A MAN who took part in a robbery five years ago when the victim was kicked in the head is behind bars after repeatedly failing to take chances he was given.
Gallys Goma-Babela was jailed for four years at Warwick Crown Court after pleading guilty to breaching a community sentence for the robbery.
Goma-Babela (27) of Compton Court, Coventry, had been given the three-year order in August 2014, with supervision and a mental health treatment requirement.
Prosecutor Lisa Hancox said the robbery took place in May 2012 near the Sikh temple in Coventry after the victim was asked by Goma-Babela and another man whether it was a one-way street.
They followed him, and he was hit to the head several times, knocking him to the ground where they grabbed a gold chain worth £1,200 and his i-Phone.
The man grabbed the leg of one of his attackers in a bid to stop them getting away, but was kicked several times until he let go, said Miss Hancox.
Following his arrest, Goma-Babela denied being involved in the robbery, but was found guilty following a trial in September 2013.
In the intervening period, in March 2013 he had walked into Coventry police station saying he had had thoughts of harming himself – and when officers searched him they found a large kitchen knife.
Following a number of adjournments, he was finally sentenced for both matters in August 2014 when he was given the three-year community order.
He was fined in November 2015 for breaching the order, and in June last year he was made subject to a one-month residence requirement for a further breach.
Despite having been given another chance, the following month he twice failed to keep appointments with the probation service, so breach proceedings were started for the third time.
And a warrant was issued for his arrest when he failed to turn up at the court to be dealt with in September.
David Murray, defending, said that at the time of the robbery Goma-Babela had no previous conviction.
And by the time he was given the community order he had served the equivalent of a 23-month sentence, including time in custody on remand and four months in a psychiatric unit.
Given further time on remand since his arrest on the warrant, Goma-Babela had now served the equivalent of just under a four-year sentence altogether.
“He has sufficient awareness to know he has a medical condition, which is treatable.

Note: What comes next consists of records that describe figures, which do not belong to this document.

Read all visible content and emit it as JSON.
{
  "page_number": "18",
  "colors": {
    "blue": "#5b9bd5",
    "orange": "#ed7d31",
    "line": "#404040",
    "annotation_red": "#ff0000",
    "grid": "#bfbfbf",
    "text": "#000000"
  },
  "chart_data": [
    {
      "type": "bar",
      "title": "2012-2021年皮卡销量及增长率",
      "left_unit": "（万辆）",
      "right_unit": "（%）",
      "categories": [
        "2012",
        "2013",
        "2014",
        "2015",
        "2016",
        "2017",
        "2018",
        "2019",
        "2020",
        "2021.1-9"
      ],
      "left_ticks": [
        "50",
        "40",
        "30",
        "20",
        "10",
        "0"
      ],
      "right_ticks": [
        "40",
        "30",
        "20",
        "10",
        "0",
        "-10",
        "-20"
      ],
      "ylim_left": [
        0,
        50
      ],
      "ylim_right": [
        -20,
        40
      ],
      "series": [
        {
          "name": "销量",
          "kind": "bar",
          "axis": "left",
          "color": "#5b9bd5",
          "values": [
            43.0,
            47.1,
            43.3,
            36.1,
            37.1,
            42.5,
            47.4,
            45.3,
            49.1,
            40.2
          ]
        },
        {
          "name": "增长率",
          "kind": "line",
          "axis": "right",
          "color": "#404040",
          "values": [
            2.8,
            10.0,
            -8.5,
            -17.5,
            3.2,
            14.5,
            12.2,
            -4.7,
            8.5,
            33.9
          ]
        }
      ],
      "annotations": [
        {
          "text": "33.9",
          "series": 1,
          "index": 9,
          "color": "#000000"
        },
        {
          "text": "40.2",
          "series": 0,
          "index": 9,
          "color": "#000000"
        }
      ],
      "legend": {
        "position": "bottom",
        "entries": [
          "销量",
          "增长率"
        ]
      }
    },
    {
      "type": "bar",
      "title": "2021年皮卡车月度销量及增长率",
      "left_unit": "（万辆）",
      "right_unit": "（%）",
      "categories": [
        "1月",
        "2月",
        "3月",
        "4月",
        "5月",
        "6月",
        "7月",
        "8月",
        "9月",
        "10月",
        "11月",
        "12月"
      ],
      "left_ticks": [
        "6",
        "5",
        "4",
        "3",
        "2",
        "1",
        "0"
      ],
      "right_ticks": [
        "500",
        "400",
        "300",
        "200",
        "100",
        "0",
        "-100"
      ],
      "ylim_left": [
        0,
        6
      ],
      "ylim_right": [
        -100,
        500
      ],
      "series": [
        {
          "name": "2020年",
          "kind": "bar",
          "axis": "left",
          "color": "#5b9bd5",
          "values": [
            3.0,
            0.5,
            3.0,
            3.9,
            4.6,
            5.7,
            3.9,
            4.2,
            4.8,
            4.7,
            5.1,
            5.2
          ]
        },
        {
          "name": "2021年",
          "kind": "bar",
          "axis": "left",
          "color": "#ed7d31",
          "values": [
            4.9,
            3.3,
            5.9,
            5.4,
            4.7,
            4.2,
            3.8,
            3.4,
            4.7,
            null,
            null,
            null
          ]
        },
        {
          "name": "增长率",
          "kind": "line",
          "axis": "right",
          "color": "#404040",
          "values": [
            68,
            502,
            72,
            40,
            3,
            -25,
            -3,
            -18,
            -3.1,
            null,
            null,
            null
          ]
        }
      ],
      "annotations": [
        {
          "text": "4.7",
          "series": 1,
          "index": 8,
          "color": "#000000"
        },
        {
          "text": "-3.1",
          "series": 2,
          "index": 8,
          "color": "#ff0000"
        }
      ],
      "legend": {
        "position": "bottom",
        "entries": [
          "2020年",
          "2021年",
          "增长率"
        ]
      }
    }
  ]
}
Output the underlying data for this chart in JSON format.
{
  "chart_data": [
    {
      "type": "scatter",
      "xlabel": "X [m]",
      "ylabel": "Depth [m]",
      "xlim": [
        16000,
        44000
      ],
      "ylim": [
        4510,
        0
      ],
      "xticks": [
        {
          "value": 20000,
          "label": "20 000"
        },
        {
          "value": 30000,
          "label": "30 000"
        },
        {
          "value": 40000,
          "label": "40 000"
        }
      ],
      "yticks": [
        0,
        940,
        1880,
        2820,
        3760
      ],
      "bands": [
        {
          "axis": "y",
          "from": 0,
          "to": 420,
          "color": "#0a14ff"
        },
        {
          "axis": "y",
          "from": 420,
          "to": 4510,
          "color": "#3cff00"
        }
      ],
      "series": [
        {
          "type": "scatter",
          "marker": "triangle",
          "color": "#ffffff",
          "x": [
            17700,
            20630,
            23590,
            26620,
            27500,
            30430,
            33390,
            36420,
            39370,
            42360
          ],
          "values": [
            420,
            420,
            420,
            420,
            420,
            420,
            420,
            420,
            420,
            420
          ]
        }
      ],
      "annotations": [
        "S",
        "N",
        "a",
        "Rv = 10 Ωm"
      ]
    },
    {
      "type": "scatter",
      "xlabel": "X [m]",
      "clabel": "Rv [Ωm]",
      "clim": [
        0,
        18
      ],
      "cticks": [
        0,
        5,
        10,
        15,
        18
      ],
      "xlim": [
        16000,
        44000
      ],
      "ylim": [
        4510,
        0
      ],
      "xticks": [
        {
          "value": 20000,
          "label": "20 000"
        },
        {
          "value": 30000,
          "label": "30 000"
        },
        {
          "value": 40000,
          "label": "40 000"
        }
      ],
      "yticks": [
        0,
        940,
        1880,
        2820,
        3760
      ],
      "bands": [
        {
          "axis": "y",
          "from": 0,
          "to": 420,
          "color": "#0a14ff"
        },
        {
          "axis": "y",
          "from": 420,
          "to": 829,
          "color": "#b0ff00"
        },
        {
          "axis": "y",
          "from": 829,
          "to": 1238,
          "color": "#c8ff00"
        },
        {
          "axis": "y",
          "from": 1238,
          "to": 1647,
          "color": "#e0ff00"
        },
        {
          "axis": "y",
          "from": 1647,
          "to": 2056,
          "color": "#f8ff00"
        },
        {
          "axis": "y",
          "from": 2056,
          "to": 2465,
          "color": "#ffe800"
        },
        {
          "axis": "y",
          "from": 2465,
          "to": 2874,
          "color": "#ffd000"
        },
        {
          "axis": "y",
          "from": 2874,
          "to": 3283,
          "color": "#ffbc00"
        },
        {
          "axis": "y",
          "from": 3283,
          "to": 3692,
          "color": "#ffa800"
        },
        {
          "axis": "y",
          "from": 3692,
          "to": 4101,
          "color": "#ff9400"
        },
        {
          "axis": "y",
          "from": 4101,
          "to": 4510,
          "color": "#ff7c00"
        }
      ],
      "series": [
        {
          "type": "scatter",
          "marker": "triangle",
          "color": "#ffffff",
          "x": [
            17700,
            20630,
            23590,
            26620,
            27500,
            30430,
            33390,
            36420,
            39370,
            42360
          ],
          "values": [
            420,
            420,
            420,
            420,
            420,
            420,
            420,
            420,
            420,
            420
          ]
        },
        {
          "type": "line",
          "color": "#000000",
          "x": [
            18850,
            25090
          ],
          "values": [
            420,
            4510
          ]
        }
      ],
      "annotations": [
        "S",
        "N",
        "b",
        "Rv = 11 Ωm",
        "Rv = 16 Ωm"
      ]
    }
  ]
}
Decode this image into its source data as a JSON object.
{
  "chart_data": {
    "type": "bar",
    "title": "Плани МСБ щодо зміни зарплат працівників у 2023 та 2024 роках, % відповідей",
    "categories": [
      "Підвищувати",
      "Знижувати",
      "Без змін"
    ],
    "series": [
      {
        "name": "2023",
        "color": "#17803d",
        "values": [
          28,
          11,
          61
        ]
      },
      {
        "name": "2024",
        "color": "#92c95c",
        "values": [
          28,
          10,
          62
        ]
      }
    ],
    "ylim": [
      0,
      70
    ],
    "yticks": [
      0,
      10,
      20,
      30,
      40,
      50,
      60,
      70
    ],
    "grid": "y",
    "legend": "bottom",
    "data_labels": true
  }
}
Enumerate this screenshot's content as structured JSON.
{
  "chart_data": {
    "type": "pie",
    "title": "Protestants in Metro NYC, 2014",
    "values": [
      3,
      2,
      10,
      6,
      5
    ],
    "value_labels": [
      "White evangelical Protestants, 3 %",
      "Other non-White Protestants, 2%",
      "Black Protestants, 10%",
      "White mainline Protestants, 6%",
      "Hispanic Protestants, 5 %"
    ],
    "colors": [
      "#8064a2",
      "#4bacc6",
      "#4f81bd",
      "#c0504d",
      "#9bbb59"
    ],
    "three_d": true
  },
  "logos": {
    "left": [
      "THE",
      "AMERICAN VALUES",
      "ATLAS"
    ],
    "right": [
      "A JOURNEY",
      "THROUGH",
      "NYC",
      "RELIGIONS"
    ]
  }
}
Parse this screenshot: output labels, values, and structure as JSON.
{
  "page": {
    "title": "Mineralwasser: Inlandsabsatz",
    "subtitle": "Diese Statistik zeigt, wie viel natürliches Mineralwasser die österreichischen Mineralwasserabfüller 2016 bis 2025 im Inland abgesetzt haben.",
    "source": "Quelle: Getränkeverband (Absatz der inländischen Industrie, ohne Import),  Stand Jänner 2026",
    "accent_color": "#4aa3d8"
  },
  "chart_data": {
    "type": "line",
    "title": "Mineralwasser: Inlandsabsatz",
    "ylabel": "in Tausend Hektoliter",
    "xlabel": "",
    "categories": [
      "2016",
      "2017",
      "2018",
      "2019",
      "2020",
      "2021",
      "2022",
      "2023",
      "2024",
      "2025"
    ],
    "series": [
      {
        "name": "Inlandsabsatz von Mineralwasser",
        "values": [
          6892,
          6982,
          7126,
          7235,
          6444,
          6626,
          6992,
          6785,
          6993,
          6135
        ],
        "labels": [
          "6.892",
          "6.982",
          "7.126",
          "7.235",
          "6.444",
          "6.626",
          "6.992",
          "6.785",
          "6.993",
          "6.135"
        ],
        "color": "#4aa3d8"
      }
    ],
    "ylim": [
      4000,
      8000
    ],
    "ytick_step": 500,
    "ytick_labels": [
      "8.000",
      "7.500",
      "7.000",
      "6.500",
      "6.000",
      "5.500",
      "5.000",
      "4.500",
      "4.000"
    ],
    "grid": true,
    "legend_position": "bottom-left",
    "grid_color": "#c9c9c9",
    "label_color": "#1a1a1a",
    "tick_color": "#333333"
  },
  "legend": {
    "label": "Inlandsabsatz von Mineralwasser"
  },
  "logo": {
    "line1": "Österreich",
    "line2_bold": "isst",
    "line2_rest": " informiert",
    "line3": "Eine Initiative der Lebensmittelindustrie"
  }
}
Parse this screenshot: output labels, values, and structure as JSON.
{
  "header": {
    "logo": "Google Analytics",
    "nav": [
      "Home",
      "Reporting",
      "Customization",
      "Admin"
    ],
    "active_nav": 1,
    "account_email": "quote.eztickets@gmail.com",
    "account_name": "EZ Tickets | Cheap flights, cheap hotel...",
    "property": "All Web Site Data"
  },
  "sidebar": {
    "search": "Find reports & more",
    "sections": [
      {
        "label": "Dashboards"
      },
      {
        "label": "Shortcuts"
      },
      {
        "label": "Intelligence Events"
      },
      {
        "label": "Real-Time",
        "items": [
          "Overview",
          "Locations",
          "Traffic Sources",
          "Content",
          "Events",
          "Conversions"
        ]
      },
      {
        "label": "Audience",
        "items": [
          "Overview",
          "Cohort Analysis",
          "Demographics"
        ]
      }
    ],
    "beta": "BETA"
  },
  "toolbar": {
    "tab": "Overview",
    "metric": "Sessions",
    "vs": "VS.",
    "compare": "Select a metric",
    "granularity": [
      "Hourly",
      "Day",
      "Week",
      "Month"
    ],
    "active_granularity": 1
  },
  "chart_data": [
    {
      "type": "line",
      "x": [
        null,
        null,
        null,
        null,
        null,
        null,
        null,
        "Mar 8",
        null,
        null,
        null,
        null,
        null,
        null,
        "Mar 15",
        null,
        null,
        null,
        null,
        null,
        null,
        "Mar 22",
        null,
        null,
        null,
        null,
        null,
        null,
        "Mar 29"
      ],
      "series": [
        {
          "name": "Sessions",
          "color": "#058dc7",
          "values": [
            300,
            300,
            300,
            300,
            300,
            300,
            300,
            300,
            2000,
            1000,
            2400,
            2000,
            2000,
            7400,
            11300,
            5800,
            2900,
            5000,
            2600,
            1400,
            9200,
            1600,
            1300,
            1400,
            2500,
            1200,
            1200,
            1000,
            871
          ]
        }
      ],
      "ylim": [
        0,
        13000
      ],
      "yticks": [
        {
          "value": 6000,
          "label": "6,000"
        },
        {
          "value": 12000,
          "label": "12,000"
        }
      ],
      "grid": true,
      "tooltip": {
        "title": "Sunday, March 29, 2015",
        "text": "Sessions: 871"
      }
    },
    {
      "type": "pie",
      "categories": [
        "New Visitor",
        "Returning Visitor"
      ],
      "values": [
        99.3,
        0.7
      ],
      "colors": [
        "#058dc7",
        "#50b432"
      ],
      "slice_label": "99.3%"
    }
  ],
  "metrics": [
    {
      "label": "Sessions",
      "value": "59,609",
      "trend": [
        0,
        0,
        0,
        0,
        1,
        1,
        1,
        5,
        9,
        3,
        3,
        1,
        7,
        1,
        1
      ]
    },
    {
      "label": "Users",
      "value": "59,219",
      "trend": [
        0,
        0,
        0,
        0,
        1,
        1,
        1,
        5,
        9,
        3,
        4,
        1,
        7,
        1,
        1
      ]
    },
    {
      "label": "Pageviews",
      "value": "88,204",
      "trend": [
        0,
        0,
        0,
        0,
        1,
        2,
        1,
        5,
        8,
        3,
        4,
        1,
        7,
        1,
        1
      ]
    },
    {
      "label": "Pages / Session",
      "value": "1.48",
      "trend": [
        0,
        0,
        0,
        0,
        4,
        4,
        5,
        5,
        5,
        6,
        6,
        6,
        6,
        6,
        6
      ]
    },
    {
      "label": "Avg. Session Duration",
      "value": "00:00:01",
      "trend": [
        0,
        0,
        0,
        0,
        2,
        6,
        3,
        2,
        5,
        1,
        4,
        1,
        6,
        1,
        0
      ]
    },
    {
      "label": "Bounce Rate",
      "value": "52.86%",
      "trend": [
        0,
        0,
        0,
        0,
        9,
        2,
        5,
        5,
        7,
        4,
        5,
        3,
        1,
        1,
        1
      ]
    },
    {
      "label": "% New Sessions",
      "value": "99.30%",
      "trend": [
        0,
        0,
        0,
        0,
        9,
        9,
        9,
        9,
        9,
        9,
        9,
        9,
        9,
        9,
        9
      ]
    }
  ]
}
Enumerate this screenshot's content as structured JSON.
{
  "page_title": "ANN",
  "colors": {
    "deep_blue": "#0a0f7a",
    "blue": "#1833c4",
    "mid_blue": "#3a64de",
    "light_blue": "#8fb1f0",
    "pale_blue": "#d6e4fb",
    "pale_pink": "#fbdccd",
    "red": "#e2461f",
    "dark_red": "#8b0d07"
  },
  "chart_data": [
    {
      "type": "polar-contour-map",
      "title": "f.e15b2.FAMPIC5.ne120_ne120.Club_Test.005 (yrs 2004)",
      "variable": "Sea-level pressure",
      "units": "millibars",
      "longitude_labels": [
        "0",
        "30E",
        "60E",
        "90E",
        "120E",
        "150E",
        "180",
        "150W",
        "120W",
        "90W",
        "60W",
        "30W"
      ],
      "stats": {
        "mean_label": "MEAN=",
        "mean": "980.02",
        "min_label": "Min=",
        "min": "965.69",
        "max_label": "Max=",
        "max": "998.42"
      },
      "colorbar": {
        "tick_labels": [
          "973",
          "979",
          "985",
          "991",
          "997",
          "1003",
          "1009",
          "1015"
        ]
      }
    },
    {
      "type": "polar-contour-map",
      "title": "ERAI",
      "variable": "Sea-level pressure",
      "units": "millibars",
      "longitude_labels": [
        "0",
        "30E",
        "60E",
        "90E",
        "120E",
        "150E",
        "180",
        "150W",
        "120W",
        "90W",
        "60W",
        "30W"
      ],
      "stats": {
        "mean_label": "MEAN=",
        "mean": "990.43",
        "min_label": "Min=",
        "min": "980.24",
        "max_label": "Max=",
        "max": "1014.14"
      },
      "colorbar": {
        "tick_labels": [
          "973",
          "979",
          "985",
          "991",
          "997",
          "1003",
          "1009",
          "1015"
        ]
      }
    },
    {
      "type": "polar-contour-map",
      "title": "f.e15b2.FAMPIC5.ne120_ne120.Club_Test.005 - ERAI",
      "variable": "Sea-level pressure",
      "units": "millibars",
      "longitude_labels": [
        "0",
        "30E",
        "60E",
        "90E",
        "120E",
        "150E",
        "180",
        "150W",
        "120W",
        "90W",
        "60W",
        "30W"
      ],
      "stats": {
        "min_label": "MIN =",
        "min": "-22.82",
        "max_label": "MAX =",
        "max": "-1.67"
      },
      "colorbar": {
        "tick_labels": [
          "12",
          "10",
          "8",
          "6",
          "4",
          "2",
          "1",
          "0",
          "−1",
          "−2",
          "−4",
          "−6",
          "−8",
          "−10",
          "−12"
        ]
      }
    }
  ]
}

He knows he has to abstain from illicit drugs.
“He, in his own words, wants to be left alone. While he has breached this order three times, there has been no re-offending,” added Mr Murray.
Sentencing Goma-Babela, Judge Andrew Lockhart QC told him: “You were convicted by a jury of an offence of robbery, and you have, across the course of the years, breached the community order that was passed on you.
“.. It is absolutely clear you have now served approximately the period you would have been in custody had you been immediately sent to prison. I consider it proper that I now re-sentence you because of the numerous breaches.”